The passion of Brexit’s devotees isn’t so much hope for a new world as nostalgia for an (imagined) old one: they aren’t dreaming of utopia but pining for Arcadia. YouGov’s finding that more than half of Leave voters would welcome the return of the death penalty alongside blue passports is a reminder that the politics of nostalgia are not merely quixotic. Utopia and dystopia can nestle alongside each other in the same polity; the imagined citizens of Thomas More’s Utopia, with its militant homogeneity and paranoiac mutual surveillance, would have known this. The view from the Irish border or the anxious pharmacy queue is different from the view from the stockbroker belt.
Remainers, too, are nostalgic for a lost European Arcadia. It’s easy to sympathise with their lament for lost freedoms, but harder to square their picture of the EU’s docile benevolence with the reality of Brussels politics – more dirty old town than New Jerusalem – or the steel with which it squashed Greece, or the vast Mediterranean graveyard and archipelago of migrant camps. If there is a role for utopianism in Europe, it is of a critical sort, and its list of desiderata is long: against the petty chauvinisms of nation states, certainly, but also against the EU’s pallid imitation democracy and border guards; against the delusions of autarky, but eyeing the gates of the ECB’s Winter Palace, too.
I’m with Pia Kemp:
Freedom of movement and residence!
If you advocate borders in a burning world, you’ll eventually find yourself on the outside of one you’d rather be on the inside of.
Will Davies on Bozo’s ascent:
Advertising, dating back to the late 19th century, brought a more scientific perspective to a similar challenge: how to produce an affective bond between a mass public and a product. A key difference is that advertising is primarily focused on the future (what will this product be like, what difference will it make to me and my life?) whereas nationalist communication is heavily focused on the past (great victories, sources of identity, origin myths).

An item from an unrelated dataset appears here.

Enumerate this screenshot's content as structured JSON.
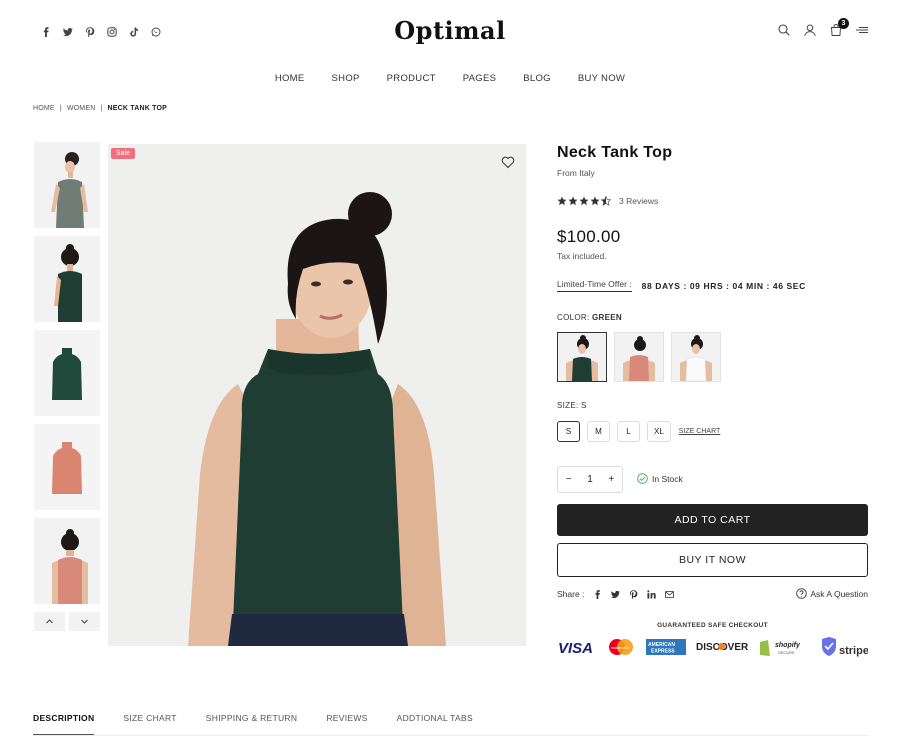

Nevertheless, the two became synthesised in the twentieth century with wartime efforts to boost ‘morale’, which aimed at increasing solidarity and enthusiasm (things that become increasingly important as warfare engages more non-combatants and involves aerial bombing).
The neoliberal era that followed the collapse of the Bretton Woods global monetary order generated additional types of psychological influence. The neoliberal political system and ideology emphasises that all situations are uncertain and competitive, and it is therefore up to all decision-makers – states, firms, investors, job-seekers, parents, students – to adopt a responsible, enterprising and flexible mentality, in approaching a fundamentally unknowable future. This makes impression management (especially impressions of the future) an essential technique at all scales of decision-making. Intuition and instinct become crucial cognitive tools, and targets for persuasion.
Worth reading the whole thing; not a cheerful piece, but then it’s a piece about the weaponisation of cheerfulness, so, yeah. The point about the futurity of advertising melding with the nostalgia of nationalism feels intuitively relevant to my own work, though I’m not quite sure yet where it fits; possibly as support for my minor-key riff about conservatism being distinguished by its utopias being located in the past rather than the future.
I’m still stunned by that Sun front page. Not that they’ve ever gone much beyond crude nursery-wall-mural appeals to a carefully nurtured demographic of subliterate manchildren… but even so it’s somehow shocking to be reminded of just how literally infantile the political discourse in this country still is.
If the Tory membership really believes it’s in a war right now, it should recognise that war as being waged upon its own children, by itself.